The opposing team include a right-wing lizard of a man, a drunk social worker, a tetchy support worker and her cattle farmer husband, a former head of a social services department, her stoner partner, an ‘I’m wacky’ old people’s services assessor, a registered mental health nurse – recently disciplined for punching a patient in a mental health unit, the hosts (nervous and highly strung teacher and insurance salesman), and my old friend – the only one I have left. He will provide the only sense and safety in the whole thing. I genuinely am ramping up with high anxiety right now. Those people are out to get me and I don’t have a hope in Hell. Judging on past experiences I’ll either take too many meds prior to getting there, or drink to much. I’m not popular sober, but whacked on tablets and/or booze makes the whole thing much, much worse. Anything could happen. At the very least I’ll be a huge embarrassment to my partner in front of all her friends. And they will ask her, in text messages afterwards, why she bothers with me. It’s a good question – and one I ask myself many times more than they do – but I can’t bear to think about it right now. Got to keep the anxiety on just one threat. One is enough today.
In three hours I could be walking home in the rain, covered in my own sweat and slime. Soaked and slithering away from what most other people enjoy; it’s just a party.
She’d needed to take a shit. The public toilets in the little village were locked so she went around the back of the small building and squatted among the garbage there.
When she came back around the corner she made me promise not to go look at what she’d crapped out. She said it was green and red. I laughed; there was no way I’d be looking at her shit seeing as it was 3am on a June morning and we both had heads full of LSD. “I’m thirsty,” she said.
Across the way from the toilets was a house, and outside the front door they’d had a milk delivery. I took a pint of milk and left forty pence on the doorstep. We shared it as we sat in the village marketplace and watched the sun come up over the low rooftops.

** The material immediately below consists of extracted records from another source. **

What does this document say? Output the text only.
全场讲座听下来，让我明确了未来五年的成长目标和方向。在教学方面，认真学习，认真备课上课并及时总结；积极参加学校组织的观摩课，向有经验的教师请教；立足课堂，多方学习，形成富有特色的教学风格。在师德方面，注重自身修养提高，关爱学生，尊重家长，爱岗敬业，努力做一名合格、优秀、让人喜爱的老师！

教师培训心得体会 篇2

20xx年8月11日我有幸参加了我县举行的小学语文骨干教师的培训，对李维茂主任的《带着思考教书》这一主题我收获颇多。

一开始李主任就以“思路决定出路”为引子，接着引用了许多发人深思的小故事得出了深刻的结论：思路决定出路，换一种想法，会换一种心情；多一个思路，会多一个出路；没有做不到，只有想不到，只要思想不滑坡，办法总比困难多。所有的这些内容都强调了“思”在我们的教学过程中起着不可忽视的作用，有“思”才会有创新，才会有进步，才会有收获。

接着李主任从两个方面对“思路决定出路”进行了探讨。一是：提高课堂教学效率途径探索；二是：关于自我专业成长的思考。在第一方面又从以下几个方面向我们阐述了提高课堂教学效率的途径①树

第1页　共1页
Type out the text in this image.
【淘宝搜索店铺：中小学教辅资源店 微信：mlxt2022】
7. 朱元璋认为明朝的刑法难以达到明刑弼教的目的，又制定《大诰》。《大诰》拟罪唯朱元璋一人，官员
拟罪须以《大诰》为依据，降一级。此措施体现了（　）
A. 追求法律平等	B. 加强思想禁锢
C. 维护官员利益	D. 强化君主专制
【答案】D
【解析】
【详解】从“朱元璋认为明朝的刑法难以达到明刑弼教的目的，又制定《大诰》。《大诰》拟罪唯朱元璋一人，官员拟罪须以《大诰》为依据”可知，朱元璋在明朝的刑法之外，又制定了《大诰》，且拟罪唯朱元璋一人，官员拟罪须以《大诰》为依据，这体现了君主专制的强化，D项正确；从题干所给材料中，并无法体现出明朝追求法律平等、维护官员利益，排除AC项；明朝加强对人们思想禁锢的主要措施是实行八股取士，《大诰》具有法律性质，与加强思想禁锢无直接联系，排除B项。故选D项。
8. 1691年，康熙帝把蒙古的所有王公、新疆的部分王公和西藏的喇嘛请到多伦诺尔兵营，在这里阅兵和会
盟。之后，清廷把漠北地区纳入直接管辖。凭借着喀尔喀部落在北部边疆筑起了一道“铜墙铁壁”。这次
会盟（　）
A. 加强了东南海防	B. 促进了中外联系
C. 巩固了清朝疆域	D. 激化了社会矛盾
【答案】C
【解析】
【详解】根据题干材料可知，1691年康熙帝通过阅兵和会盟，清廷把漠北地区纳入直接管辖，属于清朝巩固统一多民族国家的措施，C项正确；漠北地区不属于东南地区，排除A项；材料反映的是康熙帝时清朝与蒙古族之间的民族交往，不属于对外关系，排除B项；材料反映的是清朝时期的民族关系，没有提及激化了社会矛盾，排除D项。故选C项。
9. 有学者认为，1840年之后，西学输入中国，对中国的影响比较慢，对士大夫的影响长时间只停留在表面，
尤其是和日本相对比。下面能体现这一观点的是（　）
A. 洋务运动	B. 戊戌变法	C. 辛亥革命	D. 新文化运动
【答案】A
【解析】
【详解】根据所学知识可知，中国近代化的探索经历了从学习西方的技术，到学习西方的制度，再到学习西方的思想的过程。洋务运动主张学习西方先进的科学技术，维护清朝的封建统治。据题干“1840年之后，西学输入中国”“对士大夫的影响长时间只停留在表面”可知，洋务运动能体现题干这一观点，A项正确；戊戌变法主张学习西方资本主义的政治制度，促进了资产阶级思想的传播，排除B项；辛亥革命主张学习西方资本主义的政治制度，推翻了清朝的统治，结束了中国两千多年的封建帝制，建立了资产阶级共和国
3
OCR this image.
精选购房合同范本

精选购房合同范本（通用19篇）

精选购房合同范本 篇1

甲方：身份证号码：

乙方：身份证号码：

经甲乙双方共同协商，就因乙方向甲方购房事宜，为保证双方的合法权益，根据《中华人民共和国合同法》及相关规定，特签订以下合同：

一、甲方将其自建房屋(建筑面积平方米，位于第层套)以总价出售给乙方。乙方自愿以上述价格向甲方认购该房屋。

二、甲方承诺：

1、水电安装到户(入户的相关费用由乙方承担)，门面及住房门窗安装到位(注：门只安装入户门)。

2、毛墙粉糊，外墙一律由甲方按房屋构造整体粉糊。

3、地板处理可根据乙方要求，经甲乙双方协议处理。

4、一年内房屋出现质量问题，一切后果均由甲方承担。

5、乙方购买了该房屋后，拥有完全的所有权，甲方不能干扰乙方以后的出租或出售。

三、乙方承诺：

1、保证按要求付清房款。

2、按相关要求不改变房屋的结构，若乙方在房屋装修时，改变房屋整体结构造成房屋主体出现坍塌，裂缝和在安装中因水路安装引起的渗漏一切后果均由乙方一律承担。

It had been a weird party. First someone got a bottle of poppers out, like we were going all-in for an orgy, then later a guy got set on fire and had to leave in an ambulance. Nobody saw anything. It was that sort of crowd.
In the marketplace we sang and danced in the dawn in beautiful acid comedown time. I could still taste the metallic acid taste in my mouth even over the cold milk. There would never be a more marvellous time than an acid comedown, no matter what I did, or who. I just happened to be with a girl that night. She was irrelevant really; just a girlfriend from school days; half-good company, looked like Patsy Kensit, and didn’t mind my drug use. All positive traits for an 18yr old in my position. But we had grown up apart in just a few short years. How may years of youth did we have left? One? Two? Too many people had died and too many people were turning old before their time. We were part of a lost generation, cosseted by wealth and the comfy countryside surroundings of the Isle, too dumb to know any different and too greedy to learn the hard way.
Sitting there on the wooden bench the sky turned from black to blue and the birds sang loudly up on the rooftops. Jet liner trails stretched out over us towards wherever. I wished I was up there too looking down on the world. God would understand me, surely I was just a whisker away from seeing him right now. I always regarded acid as a spiritual thing. Sacred.
She retched up the milk onto the stone flags. “I’m fucked up,” she said, wiping her mouth on the back of her hands.